Democrats then and now over high gas prices
Democrats running for Congress are moving quickly to use the most recent surge in oil and gasoline prices to bash Republicans over energy policy, and more broadly, the direction of the country.
With oil prices hitting a high this week and prices at the pump topping $3 a gallon in many places, Amy Klobuchar, a Democratic Senate candidate in Minnesota, is making the issue the centerpiece of her campaign. Ms. Klobuchar says it "is one of the first things people bring up" at her campaign stops.
To varying degrees, Democrats around the country are following a similar script that touches on economic anxiety and populist resentment against oil companies.
"It's a metaphor for an economy that keeps biting people despite overall good numbers," said Senator Charles E. Schumer of New York, chairman of the Democratic Senatorial Campaign Committee. Mr. Schumer said Democratic candidates in 10 of the 34 Senate races this year had scheduled campaign events this week focusing on gasoline prices. . . .

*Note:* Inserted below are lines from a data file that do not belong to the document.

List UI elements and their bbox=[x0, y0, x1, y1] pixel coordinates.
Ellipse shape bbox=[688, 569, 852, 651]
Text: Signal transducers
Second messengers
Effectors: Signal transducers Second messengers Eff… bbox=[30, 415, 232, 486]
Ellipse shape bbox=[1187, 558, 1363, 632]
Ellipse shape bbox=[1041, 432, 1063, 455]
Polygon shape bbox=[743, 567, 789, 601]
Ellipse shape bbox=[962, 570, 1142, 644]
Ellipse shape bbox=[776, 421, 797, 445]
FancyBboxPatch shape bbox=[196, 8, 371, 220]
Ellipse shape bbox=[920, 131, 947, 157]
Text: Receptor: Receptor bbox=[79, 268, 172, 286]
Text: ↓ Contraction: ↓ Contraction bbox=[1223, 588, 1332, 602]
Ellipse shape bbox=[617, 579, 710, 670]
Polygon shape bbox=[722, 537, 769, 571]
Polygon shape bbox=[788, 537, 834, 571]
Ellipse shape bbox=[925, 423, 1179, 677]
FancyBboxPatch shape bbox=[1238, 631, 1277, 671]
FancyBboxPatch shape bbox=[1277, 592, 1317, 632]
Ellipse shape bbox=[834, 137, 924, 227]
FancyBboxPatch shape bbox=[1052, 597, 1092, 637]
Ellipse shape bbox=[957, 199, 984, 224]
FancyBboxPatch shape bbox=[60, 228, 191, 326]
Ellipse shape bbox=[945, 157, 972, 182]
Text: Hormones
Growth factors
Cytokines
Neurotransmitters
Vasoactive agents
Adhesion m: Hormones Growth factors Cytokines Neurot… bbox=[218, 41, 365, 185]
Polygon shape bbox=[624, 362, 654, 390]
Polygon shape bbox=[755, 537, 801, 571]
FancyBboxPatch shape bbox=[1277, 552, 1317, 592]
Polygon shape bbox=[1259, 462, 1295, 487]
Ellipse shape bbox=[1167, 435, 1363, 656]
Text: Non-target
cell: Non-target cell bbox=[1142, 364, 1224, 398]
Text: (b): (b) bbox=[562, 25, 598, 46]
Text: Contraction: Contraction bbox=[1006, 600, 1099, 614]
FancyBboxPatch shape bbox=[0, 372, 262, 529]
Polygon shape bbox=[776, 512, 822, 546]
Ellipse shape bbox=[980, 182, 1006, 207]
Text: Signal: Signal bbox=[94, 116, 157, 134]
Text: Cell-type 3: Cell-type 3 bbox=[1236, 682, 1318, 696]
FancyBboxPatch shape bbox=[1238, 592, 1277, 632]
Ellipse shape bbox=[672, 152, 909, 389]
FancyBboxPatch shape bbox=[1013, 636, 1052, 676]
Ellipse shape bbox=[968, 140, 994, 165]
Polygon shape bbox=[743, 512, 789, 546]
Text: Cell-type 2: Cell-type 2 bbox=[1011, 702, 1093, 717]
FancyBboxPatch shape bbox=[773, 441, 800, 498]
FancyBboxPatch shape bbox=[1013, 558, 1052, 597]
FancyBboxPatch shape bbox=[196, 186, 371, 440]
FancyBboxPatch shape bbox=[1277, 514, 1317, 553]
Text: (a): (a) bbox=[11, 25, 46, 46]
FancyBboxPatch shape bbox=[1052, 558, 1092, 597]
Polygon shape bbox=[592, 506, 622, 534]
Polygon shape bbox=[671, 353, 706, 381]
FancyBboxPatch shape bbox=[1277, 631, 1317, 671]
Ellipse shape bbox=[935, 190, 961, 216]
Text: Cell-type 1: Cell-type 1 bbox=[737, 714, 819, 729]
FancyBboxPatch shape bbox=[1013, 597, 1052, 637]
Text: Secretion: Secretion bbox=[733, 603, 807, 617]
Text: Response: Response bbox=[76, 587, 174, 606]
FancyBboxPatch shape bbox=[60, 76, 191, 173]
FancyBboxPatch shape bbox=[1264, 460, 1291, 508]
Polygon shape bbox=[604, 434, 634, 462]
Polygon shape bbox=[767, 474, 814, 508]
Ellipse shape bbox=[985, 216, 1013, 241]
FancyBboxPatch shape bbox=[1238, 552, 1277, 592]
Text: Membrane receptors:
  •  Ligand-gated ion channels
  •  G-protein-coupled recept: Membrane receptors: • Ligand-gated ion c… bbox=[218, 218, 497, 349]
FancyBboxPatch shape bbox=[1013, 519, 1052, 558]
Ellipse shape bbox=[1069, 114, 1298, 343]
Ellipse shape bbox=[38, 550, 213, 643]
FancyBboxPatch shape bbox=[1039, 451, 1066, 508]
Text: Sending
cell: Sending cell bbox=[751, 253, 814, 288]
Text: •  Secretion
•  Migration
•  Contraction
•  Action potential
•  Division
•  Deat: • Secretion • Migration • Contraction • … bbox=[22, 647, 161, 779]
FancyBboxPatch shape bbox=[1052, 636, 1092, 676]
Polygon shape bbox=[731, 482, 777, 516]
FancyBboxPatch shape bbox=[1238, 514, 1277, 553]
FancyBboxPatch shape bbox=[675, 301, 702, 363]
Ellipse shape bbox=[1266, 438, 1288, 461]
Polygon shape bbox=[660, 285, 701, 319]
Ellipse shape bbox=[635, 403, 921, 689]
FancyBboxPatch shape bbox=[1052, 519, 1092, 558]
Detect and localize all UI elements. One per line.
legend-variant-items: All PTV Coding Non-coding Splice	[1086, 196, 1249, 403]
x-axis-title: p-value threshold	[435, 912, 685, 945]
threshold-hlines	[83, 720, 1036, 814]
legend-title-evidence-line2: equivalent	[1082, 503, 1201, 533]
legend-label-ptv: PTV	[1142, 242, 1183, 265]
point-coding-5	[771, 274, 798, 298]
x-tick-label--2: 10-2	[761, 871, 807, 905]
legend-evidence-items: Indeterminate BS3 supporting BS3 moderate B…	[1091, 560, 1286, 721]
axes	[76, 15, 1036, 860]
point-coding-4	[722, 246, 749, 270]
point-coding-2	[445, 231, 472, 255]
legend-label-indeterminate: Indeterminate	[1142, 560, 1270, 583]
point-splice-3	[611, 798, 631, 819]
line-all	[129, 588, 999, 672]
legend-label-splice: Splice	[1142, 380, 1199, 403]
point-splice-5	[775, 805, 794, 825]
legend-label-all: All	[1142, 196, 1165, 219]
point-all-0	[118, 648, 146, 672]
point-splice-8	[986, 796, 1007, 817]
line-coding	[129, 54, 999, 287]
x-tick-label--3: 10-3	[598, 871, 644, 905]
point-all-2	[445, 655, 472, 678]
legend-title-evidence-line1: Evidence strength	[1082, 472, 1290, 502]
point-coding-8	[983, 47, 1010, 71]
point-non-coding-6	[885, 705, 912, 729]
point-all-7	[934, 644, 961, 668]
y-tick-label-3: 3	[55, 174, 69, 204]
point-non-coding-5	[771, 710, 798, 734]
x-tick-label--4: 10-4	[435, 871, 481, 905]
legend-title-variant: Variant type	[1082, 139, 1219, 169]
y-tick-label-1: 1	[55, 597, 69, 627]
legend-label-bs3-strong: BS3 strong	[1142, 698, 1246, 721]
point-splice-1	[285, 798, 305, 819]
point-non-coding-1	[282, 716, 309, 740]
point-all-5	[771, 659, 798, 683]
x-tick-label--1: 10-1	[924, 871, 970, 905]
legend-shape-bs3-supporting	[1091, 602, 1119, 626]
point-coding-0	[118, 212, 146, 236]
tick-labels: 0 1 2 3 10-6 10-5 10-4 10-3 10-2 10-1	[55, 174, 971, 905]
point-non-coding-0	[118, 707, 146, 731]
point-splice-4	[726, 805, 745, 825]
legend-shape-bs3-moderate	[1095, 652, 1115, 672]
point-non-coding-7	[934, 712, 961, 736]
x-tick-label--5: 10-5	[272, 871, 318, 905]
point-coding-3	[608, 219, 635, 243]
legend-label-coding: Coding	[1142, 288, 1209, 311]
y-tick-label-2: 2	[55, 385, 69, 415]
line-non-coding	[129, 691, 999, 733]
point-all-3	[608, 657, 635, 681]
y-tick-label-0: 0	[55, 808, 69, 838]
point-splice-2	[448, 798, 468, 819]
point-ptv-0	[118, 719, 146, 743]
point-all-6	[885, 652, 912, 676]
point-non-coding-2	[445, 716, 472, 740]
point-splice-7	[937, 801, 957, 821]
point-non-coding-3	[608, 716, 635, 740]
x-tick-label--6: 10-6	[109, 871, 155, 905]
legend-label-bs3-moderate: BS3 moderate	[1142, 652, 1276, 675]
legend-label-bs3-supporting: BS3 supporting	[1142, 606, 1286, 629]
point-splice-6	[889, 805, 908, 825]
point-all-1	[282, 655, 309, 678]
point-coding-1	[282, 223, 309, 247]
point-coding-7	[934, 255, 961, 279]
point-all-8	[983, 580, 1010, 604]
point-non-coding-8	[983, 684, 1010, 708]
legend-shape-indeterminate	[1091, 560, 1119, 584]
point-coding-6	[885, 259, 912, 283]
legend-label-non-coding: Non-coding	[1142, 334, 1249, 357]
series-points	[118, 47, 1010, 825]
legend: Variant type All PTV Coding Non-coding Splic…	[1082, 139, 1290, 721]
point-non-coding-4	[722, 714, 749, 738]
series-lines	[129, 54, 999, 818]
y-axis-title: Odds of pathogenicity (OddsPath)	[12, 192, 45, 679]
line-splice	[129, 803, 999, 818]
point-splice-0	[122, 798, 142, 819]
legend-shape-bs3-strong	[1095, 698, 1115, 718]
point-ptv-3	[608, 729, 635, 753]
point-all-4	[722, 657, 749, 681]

Democrats are tailoring campaign messages to pierce any economic good news by focusing on other aspects of the energy law . . . .
Democrats are eagerly laying blame for the situation on the Republicans . . . .
Of course, if you increase gas supplies 10 years from now, that will lower prices today. Obama is simply wrong when he claims:
“there are no quick fixes to this problem, and you know we can’t just drill our way to lower gas prices.” . . .
Obama's solution is this:
A pre-summer spike in gasoline prices has ignited an election-year furor, with President Obama mocking presumed Republican "three-point plans for $2 gas," all of which involve drilling, and Republicans claiming that Obama's energy strategy relies on algae, pond scum and chicken manure, not to mention bankrupt Fremont solar manufacturer Solyndra. . . .
Like his predecessor, George W. Bush, who lamented in 2008 that he had no "magic wand" to reduce gas prices, Obama said he had "no silver bullet" and embraced an "all-of-the-above" energy strategy, which includes "public investments" in green energy companies, "even though some companies will fail," a tacit acknowledgement of the Solyndra bankruptcy and other green energy companies that received billions of dollars in taxpayer funds.
Obama also touted algae as a fuel source, prompting ridicule from the Republican National Committee, which recycled Obama campaign quotes from 2008 about pond scum and chicken manure. . . .
During April of the 2008 presidential campaign, Obama opposed tapping the Strategic Petroleum Reserve.
McCain advocates suspending U.S. purchases for it. Obama supports suspending purchases for the reserve and advocates tapping it only if there's a short-term disruption in the oil supply. . . .
His administration seems to have a different position:
On Friday, Treasury Secretary Tim Geithner suggested the SPR is a possibility. "There's a case for the use of the (reserves) in some circumstances, and we'll continue to look at that and evaluate that carefully," he told CNBC Friday morning. . . .
UPDATE: These guys don't understand economics. Again, the Obama spokesman is wrong about how long it takes for policies to impact the price of gas at the pump. In addition, if these "efficiency" savings made a difference, they would lower the price of gas today.